Photocontrolled DNA Binding of a Receptor-Targeted Organometallic Ruthenium(II) Complex

• Published in: Journal of the American Chemical Society Vol. 133; no. 35; pp. 14098 - 14108
• Main Authors: Barragán, Flavia, López-Senín, Paula, Salassa, Luca, Betanzos-Lara, Soledad, Habtemariam, Abraha, Moreno, Virtudes, Sadler, Peter J, Marchán, Vicente
• Format: Journal Article
• Language: English
• Published: WASHINGTON American Chemical Society 07.09.2011; Amer Chemical Soc
• Subjects: Antineoplastic Agents - chemical synthesis; Antineoplastic Agents - chemistry; Antineoplastic Agents - pharmacology; Binding Sites; Cancer chemotherapy; Cell receptors; Chemistry; Chemistry, Multidisciplinary; DNA - metabolism; Drug Delivery Systems; Humans; Neoplasms - drug therapy; Octreotide - chemical synthesis; Octreotide - chemistry; Octreotide - pharmacology; Oligonucleotides; Oligonucleòtids; Oligopeptides - chemical synthesis; Oligopeptides - chemistry; Oligopeptides - pharmacology; Organometallic Compounds - chemical synthesis; Organometallic Compounds - chemistry; Organometallic Compounds - pharmacology; Peptides; Photochemical Processes; Physical Sciences; Pèptids; Quimioteràpia del càncer; Receptors cel·lulars; Ruteni; Ruthenium; Ruthenium - chemistry; Ruthenium - pharmacology; Science & Technology; POTENT; PEPTIDES; THERAPY; ARENE COMPLEXES; SOLID-PHASE SYNTHESIS; PLATINATION; SOMATOSTATIN; CELLULAR UPTAKE; DELIVERY; OLIGONUCLEOTIDES
• ISSN: 0002-7863; 1520-5126; 1520-5126
• DOI: 10.1021/ja205235m

A photoactivated ruthenium(II) arene complex has been conjugated to two receptor-binding peptides, a dicarba analogue of octreotide and the Arg-Gly-Asp (RGD) tripeptide.
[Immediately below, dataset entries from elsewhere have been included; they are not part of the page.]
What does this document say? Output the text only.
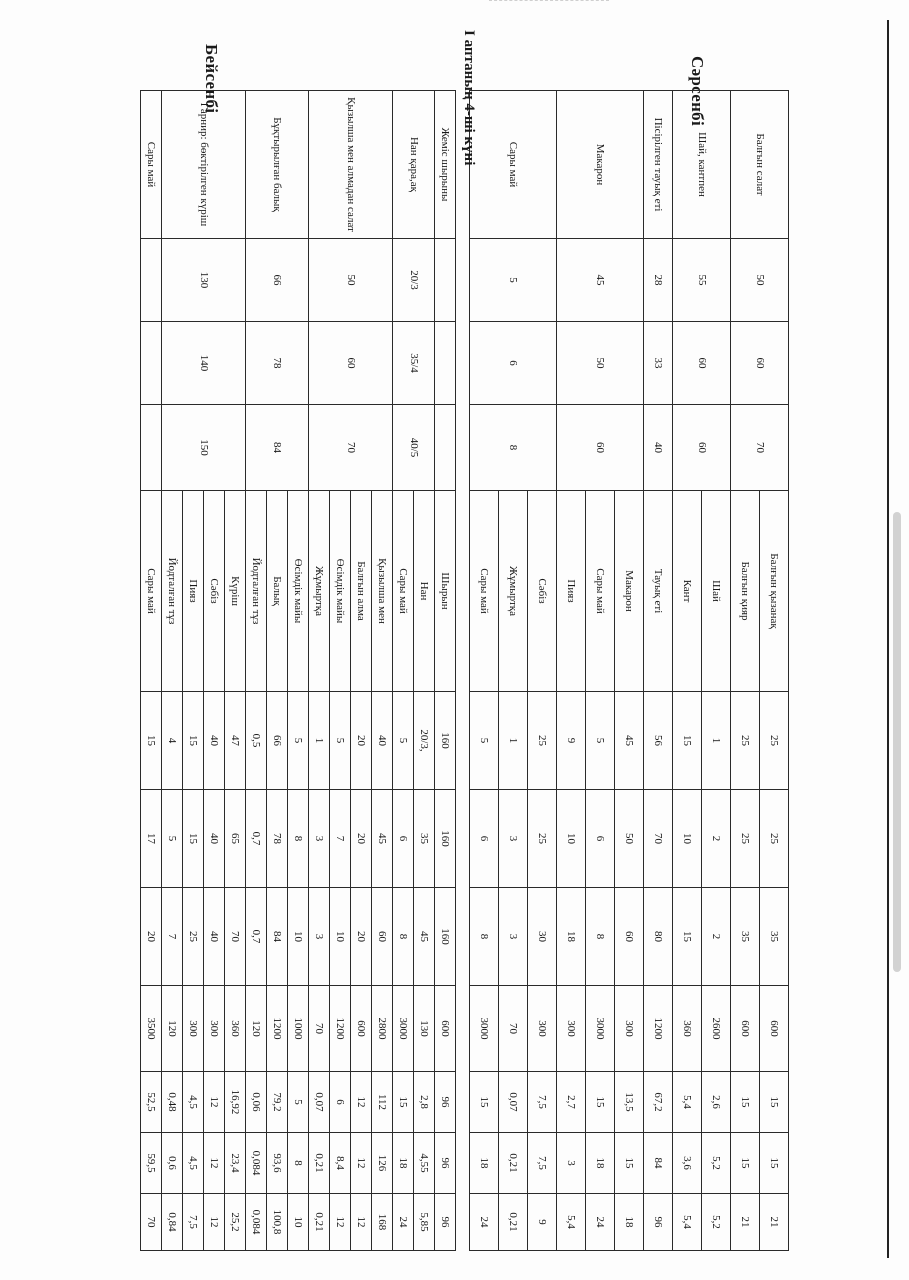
Сәрсенбі
Балғын салат	50	60	70	Балғын қызанақ	25	25	35	600	15	15	21
				Балғын қияр	25	25	35	600	15	15	21
Шай, кантпен	55	60	60	Шай	1	2	2	2600	2,6	5,2	5,2
				Кант	15	10	15	360	5,4	3,6	5,4
Пісірілген тауық еті	28	33	40	Тауық еті	56	70	80	1200	67,2	84	96
Макарон	45	50	60	Макарон	45	50	60	300	13,5	15	18
				Сары май	5	6	8	3000	15	18	24
				Пияз	9	10	18	300	2,7	3	5,4
Сары май	5	6	8	Сәбіз	25	25	30	300	7,5	7,5	9
				Жұмыртқа	1	3	3	70	0,07	0,21	0,21
				Сары май	5	6	8	3000	15	18	24
I аптаның 4-ші күні
Бейсенбі
Жеміс шырыны				Шырын	160	160	160	600	96	96	96
Нан қара,ақ	20/3	35/4	40/5	Нан	20/3,	35	45	130	2,8	4,55	5,85
				Сары май	5	6	8	3000	15	18	24
Қызылша мен алмадан салат	50	60	70	Қызылша мен	40	45	60	2800	112	126	168
				Балғын алма	20	20	20	600	12	12	12
				Өсімдік майы	5	7	10	1200	6	8,4	12
				Жұмыртқа	1	3	3	70	0,07	0,21	0,21
Бұқтырылған балық	66	78	84	Өсімдік майы	5	8	10	1000	5	8	10
				Балық	66	78	84	1200	79,2	93,6	100,8
				Йодталған тұз	0,5	0,7	0,7	120	0,06	0,084	0,084
Гарнир: бөктірілген күріш	130	140	150	Күріш	47	65	70	360	16,92	23,4	25,2
				Сәбіз	40	40	40	300	12	12	12
				Пияз	15	15	25	300	4,5	4,5	7,5
				Йодталған тұз	4	5	7	120	0,48	0,6	0,84
Сары май				Сары май	15	17	20	3500	52,5	59,5	70
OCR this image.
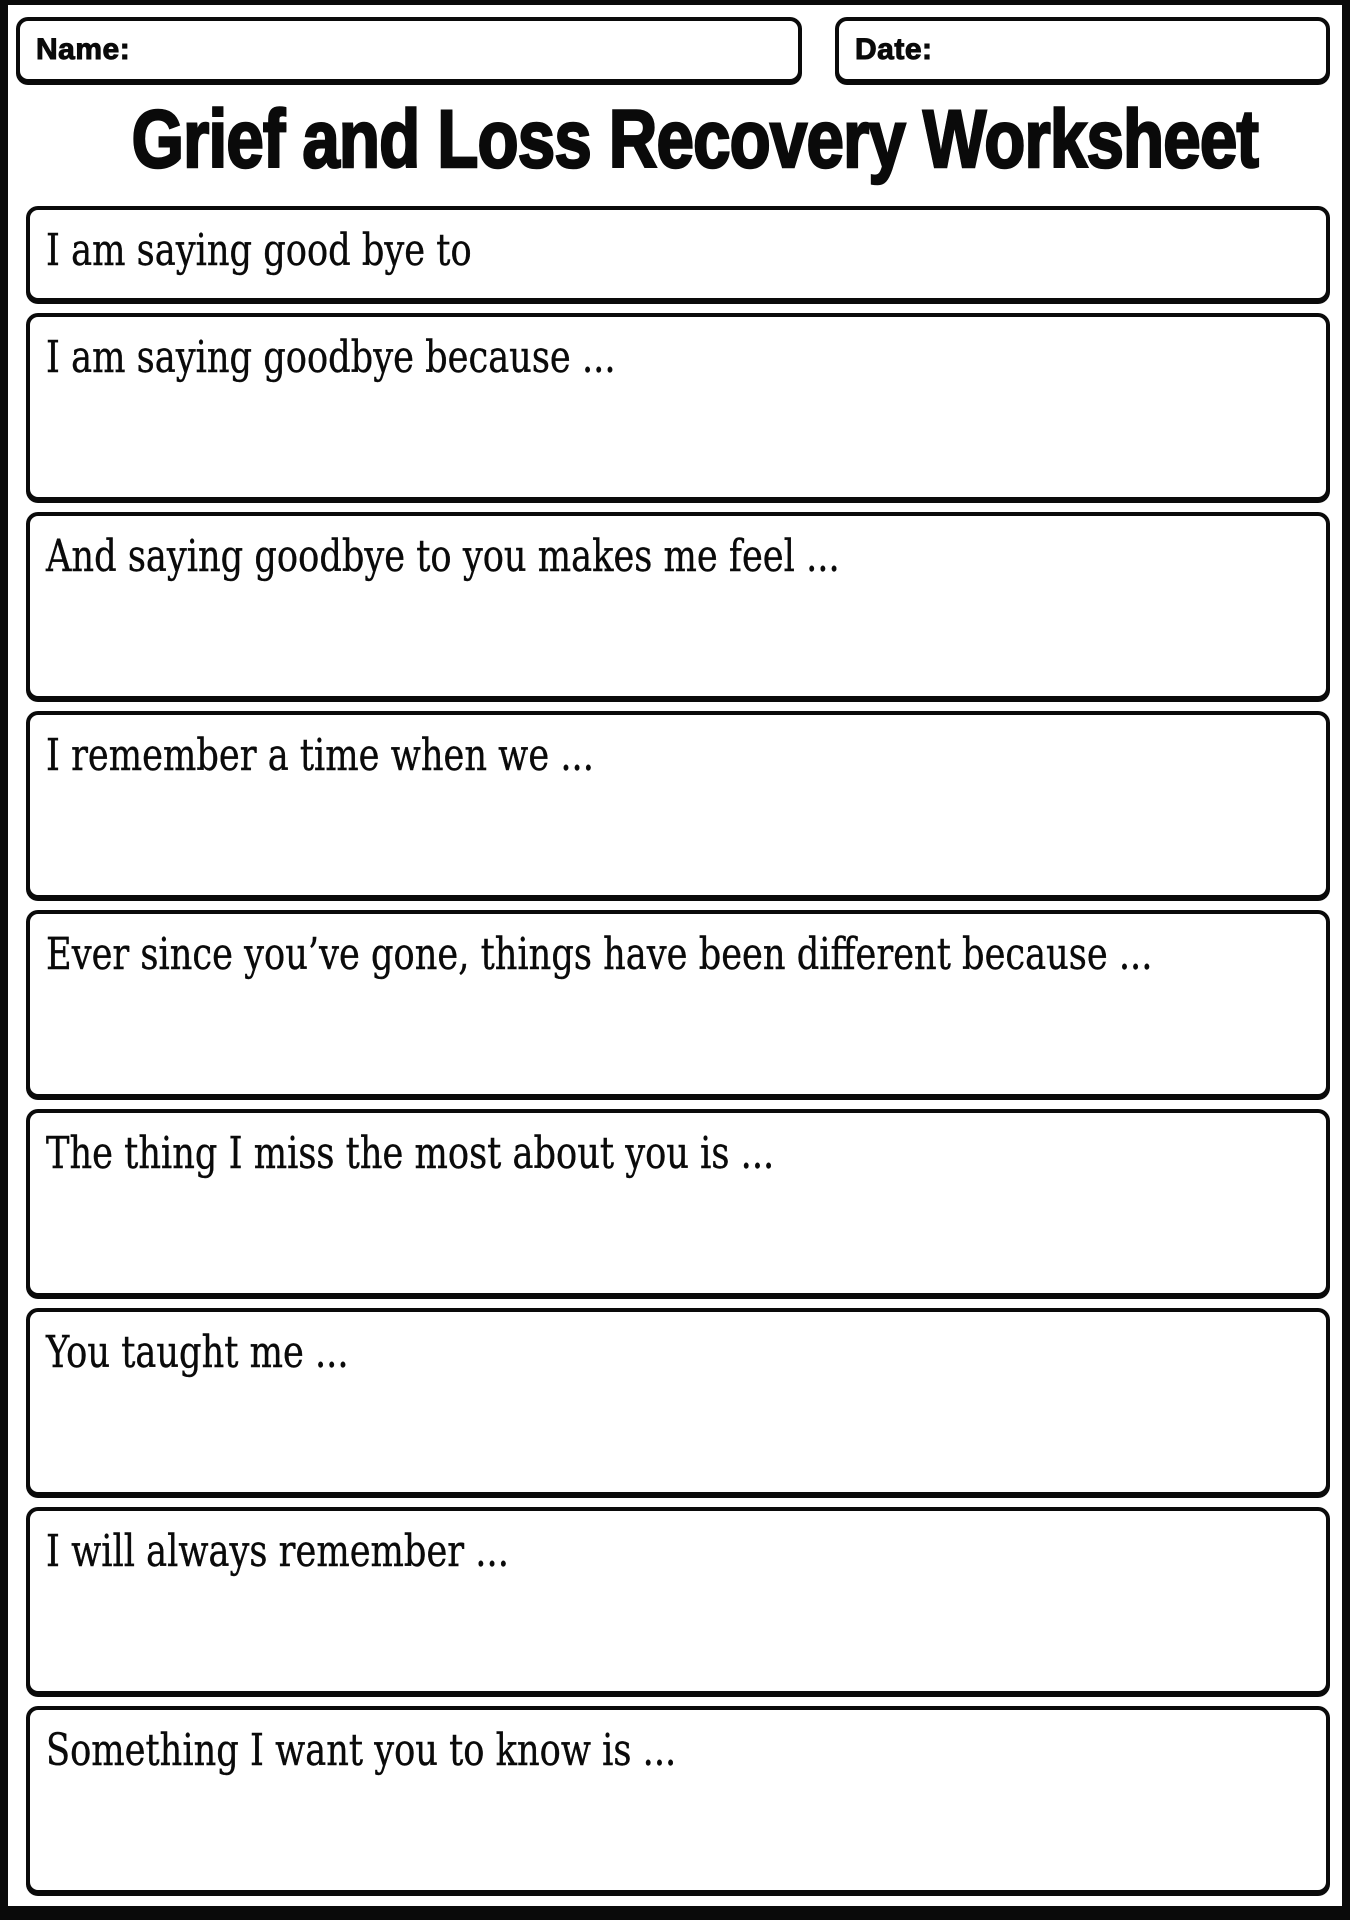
Name:	Date:
Grief and Loss Recovery Worksheet
I am saying good bye to
I am saying goodbye because ...
And saying goodbye to you makes me feel ...
I remember a time when we ...
Ever since you’ve gone, things have been different because ...
The thing I miss the most about you is ...
You taught me ...
I will always remember ...
Something I want you to know is ...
These peptides can act as “tumor-targeting devices” since their receptors are overexpressed on the membranes of tumor cells. Both ruthenium–peptide conjugates are stable in aqueous solution in the dark, but upon irradiation with visible light, the pyridyl-derivatized peptides were selectively photodissociated from the ruthenium complex, as inferred by UV–vis and NMR spectroscopy. Importantly, the reactive aqua species generated from the conjugates, [(η6-p-cym)Ru(bpm)(H2O)]2+, reacted with the model DNA nucleobase 9-ethylguanine as well as with guanines of two DNA sequences, 5′dCATGGCT and 5′dAGCCATG. Interestingly, when irradiation was performed in the presence of the oligonucleotides, a new ruthenium adduct involving both guanines was formed as a consequence of the photodriven loss of p-cymene from the two monofunctional adducts. The release of the arene ligand and the formation of a ruthenated product with a multidentate binding mode might have important implications for the biological activity of such photoactivated ruthenium(II) arene complexes. Finally, photoreactions with the peptide–oligonucleotide hybrid, Phac-His-Gly-Met-linker-p5′dCATGGCT, also led to arene release and to guanine adducts, including a GG chelate. The lack of interaction with the peptide fragment confirms the preference of such organometallic ruthenium(II) complexes for guanine over other potential biological ligands, such as histidine or methionine amino acids.